Chinese open-source AI models now account for 41% of downloads on Hugging Face, surpassing US models and reshaping the economics of enterprise AI.
Chinese open-weight AI models captured 41% of downloads on Hugging Face this spring, overtaking US models, as enterprises shift toward cheaper, customizable alternatives to frontier systems from OpenAI and Anthropic.
"If you're an AI company or a technology company, you don't want to outsource your core capabilities to another company, to a black box API that you don't control, don't have any visibility on, and don't really have any sort of ownership," Clem Delangue, CEO of Hugging Face, said.
On OpenRouter, the top six most popular models all come from Chinese firms including Tencent, Xiaomi, DeepSeek, MiniMax and Z.ai. Anthropic's Claude Opus 4.7 trails in seventh place. Open models handled nearly a third of AI requests on Vercel's platform in June, while closed models retreated to a premium tier for high-value tasks.
The shift threatens the pricing power of US frontier labs that have poured billions into proprietary AI. With inference costs ranging from $5 to $50 per million output tokens across Anthropic's model tiers, enterprises are routing simple tasks to cheaper open alternatives and reserving premium models for complex reasoning. About 60% of enterprises have already imposed some form of AI spending limits, according to a UBS report published June 23.
The Cost Calculus Behind Model Routing
The price gap is the primary driver. Anthropic's Haiku 4.5 costs $5 per million output tokens, while Opus 4.5-4.8 runs $25 and the highest-end model reaches $50 — a 10x spread from low to high. Enterprises are adopting "model routing" as a standard cost-control technique, assigning different tasks to different models based on complexity.
Major cloud providers are responding. AWS Bedrock now lists MiniMax, Kimi, Qwen, DeepSeek and GLM among its available models. Microsoft Azure AI Foundry offers DeepSeek access. One large global bank has deployed Alibaba's Qwen locally to balance costs from Claude and other premium models, according to the UBS report.

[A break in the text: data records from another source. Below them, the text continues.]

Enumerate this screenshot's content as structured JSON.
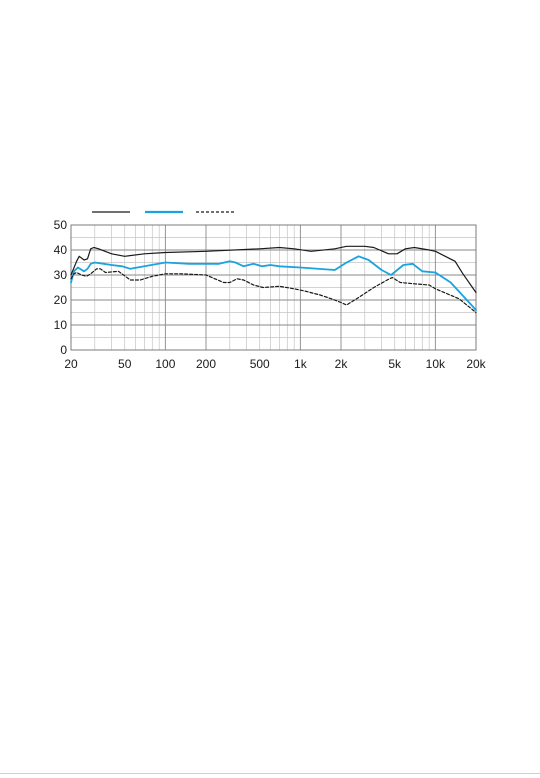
{
  "chart_data": {
    "type": "line",
    "title": "",
    "xlabel": "",
    "ylabel": "",
    "x_scale": "log",
    "xlim": [
      20,
      20000
    ],
    "ylim": [
      0,
      50
    ],
    "grid": true,
    "legend_position": "top-left",
    "x_tick_labels": [
      {
        "value": 20,
        "label": "20"
      },
      {
        "value": 50,
        "label": "50"
      },
      {
        "value": 100,
        "label": "100"
      },
      {
        "value": 200,
        "label": "200"
      },
      {
        "value": 500,
        "label": "500"
      },
      {
        "value": 1000,
        "label": "1k"
      },
      {
        "value": 2000,
        "label": "2k"
      },
      {
        "value": 5000,
        "label": "5k"
      },
      {
        "value": 10000,
        "label": "10k"
      },
      {
        "value": 20000,
        "label": "20k"
      }
    ],
    "y_ticks": [
      0,
      10,
      20,
      30,
      40,
      50
    ],
    "series": [
      {
        "color": "#1a1a1a",
        "dash": "solid",
        "points": [
          [
            20,
            30
          ],
          [
            22,
            35.5
          ],
          [
            23,
            37.5
          ],
          [
            25,
            36
          ],
          [
            26.5,
            36.5
          ],
          [
            28,
            40.5
          ],
          [
            29.5,
            41
          ],
          [
            32,
            40.5
          ],
          [
            40,
            38.5
          ],
          [
            50,
            37.5
          ],
          [
            70,
            38.5
          ],
          [
            100,
            39
          ],
          [
            200,
            39.5
          ],
          [
            500,
            40.5
          ],
          [
            700,
            41
          ],
          [
            900,
            40.5
          ],
          [
            1200,
            39.5
          ],
          [
            1800,
            40.5
          ],
          [
            2200,
            41.5
          ],
          [
            3000,
            41.5
          ],
          [
            3500,
            41
          ],
          [
            4500,
            38.5
          ],
          [
            5200,
            38.5
          ],
          [
            6000,
            40.5
          ],
          [
            7000,
            41
          ],
          [
            9000,
            40
          ],
          [
            10000,
            39.5
          ],
          [
            14000,
            35.5
          ],
          [
            16000,
            30.5
          ],
          [
            20000,
            23
          ]
        ]
      },
      {
        "color": "#1aa3e0",
        "dash": "solid",
        "points": [
          [
            20,
            27
          ],
          [
            21,
            31.5
          ],
          [
            22.5,
            33
          ],
          [
            25,
            31.5
          ],
          [
            26.5,
            32.5
          ],
          [
            28,
            34.5
          ],
          [
            30,
            35
          ],
          [
            35,
            34.5
          ],
          [
            40,
            34
          ],
          [
            48,
            33.5
          ],
          [
            55,
            32.5
          ],
          [
            70,
            33.5
          ],
          [
            100,
            35
          ],
          [
            150,
            34.5
          ],
          [
            250,
            34.5
          ],
          [
            300,
            35.5
          ],
          [
            330,
            35
          ],
          [
            380,
            33.5
          ],
          [
            450,
            34.5
          ],
          [
            520,
            33.5
          ],
          [
            600,
            34
          ],
          [
            700,
            33.5
          ],
          [
            1000,
            33
          ],
          [
            1800,
            32
          ],
          [
            2200,
            35
          ],
          [
            2700,
            37.5
          ],
          [
            3200,
            36
          ],
          [
            4000,
            32
          ],
          [
            4700,
            30
          ],
          [
            5800,
            34
          ],
          [
            6800,
            34.5
          ],
          [
            8000,
            31.5
          ],
          [
            10000,
            31
          ],
          [
            13000,
            27
          ],
          [
            20000,
            16
          ]
        ]
      },
      {
        "color": "#1a1a1a",
        "dash": "dashed",
        "points": [
          [
            20,
            28.5
          ],
          [
            21,
            30.5
          ],
          [
            22,
            31
          ],
          [
            24,
            30
          ],
          [
            26,
            29.5
          ],
          [
            28,
            30.5
          ],
          [
            31,
            32.5
          ],
          [
            33,
            32.5
          ],
          [
            36,
            31
          ],
          [
            45,
            31.5
          ],
          [
            55,
            28
          ],
          [
            65,
            28
          ],
          [
            80,
            29.5
          ],
          [
            100,
            30.5
          ],
          [
            130,
            30.5
          ],
          [
            200,
            30
          ],
          [
            270,
            27
          ],
          [
            300,
            27
          ],
          [
            340,
            28.5
          ],
          [
            380,
            28
          ],
          [
            450,
            26
          ],
          [
            530,
            25
          ],
          [
            700,
            25.5
          ],
          [
            900,
            24.5
          ],
          [
            1100,
            23.5
          ],
          [
            1400,
            22
          ],
          [
            1700,
            20.5
          ],
          [
            2000,
            19
          ],
          [
            2200,
            18
          ],
          [
            2700,
            21
          ],
          [
            3500,
            25
          ],
          [
            4400,
            28
          ],
          [
            4800,
            29
          ],
          [
            5500,
            27
          ],
          [
            7000,
            26.5
          ],
          [
            9000,
            26
          ],
          [
            10000,
            24.5
          ],
          [
            15000,
            20.5
          ],
          [
            20000,
            15
          ]
        ]
      }
    ]
  }
}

Hugging Face hosts nearly 3 million public models and 1 million public datasets, with a new repository created every seven seconds. Half of all Fortune 500 companies use the platform to deploy private or open-source models, Delangue said.
The Open vs. Closed Debate Intensifies
Microsoft CEO Satya Nadella recently warned against single-provider lock-in, arguing that control of data should be a primary concern. "If learning flows in only one direction, economic value converges toward the owners of the learning infrastructure rather than the creators of the knowledge itself," Nadella said.

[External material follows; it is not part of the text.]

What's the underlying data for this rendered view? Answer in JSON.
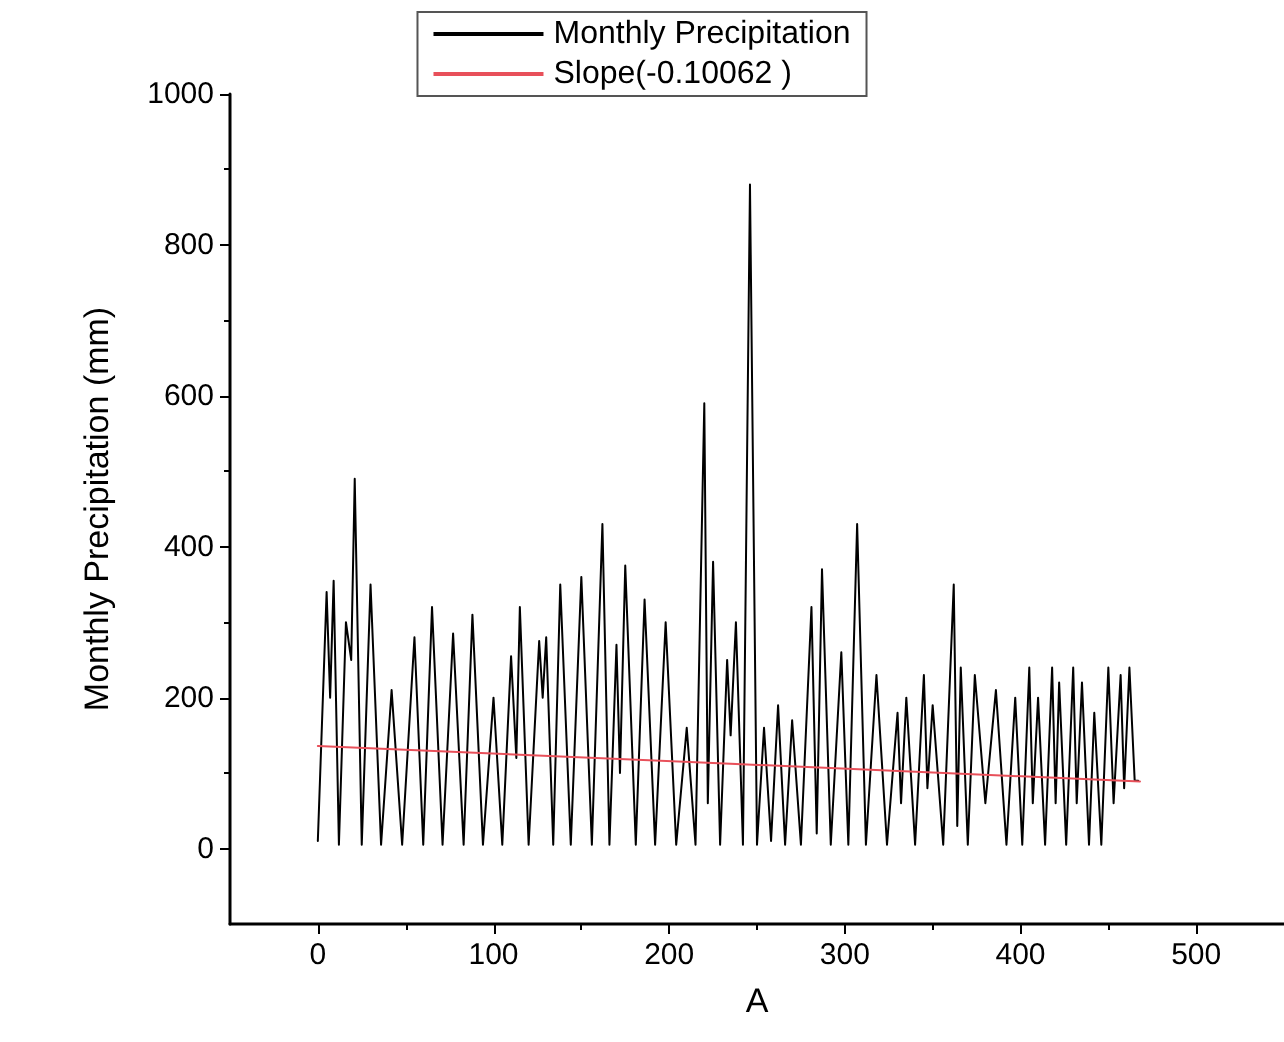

Anthropic CEO Dario Amodei has argued that releasing powerful open-weight models carries risks because they become difficult to control once distributed. Delangue counters that restricting access concentrates power in a few companies while reducing transparency.
"The biggest risk in AI is concentration of power," Delangue said. "The way you make the world safer, in my opinion, is by leveling up the playing fields and creating transparency on these models."

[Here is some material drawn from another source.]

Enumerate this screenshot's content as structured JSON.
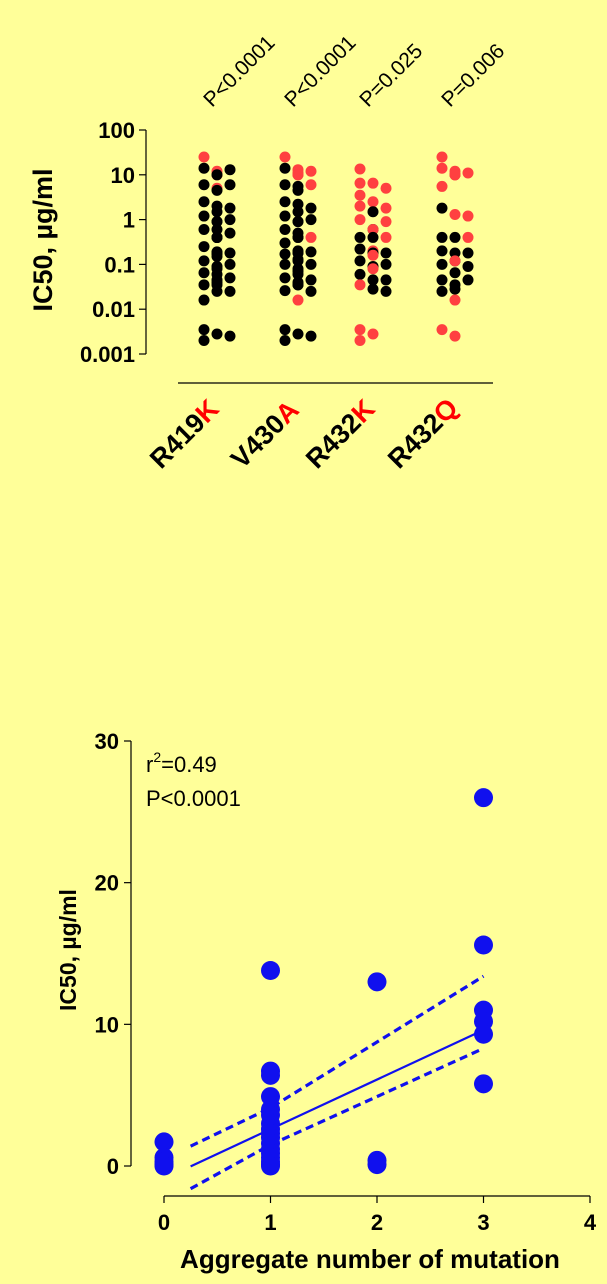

Beijing-based Z.ai recently released GLM-5.2, an open-weight model that competes with Anthropic's latest on agentic coding and security vulnerability identification. The model can be downloaded and run on local hardware without the content moderation guardrails that frontier labs impose.
For investors, the trend raises questions about the long-term pricing power of US AI leaders. If open models continue improving while remaining cheaper and more customizable, the premium that frontier labs can charge for general-purpose intelligence may compress. Companies like Anthropic and OpenAI may need to differentiate on specialized capabilities, enterprise service levels, or proprietary data access rather than raw model performance.
This article is for informational purposes only and does not constitute investment advice.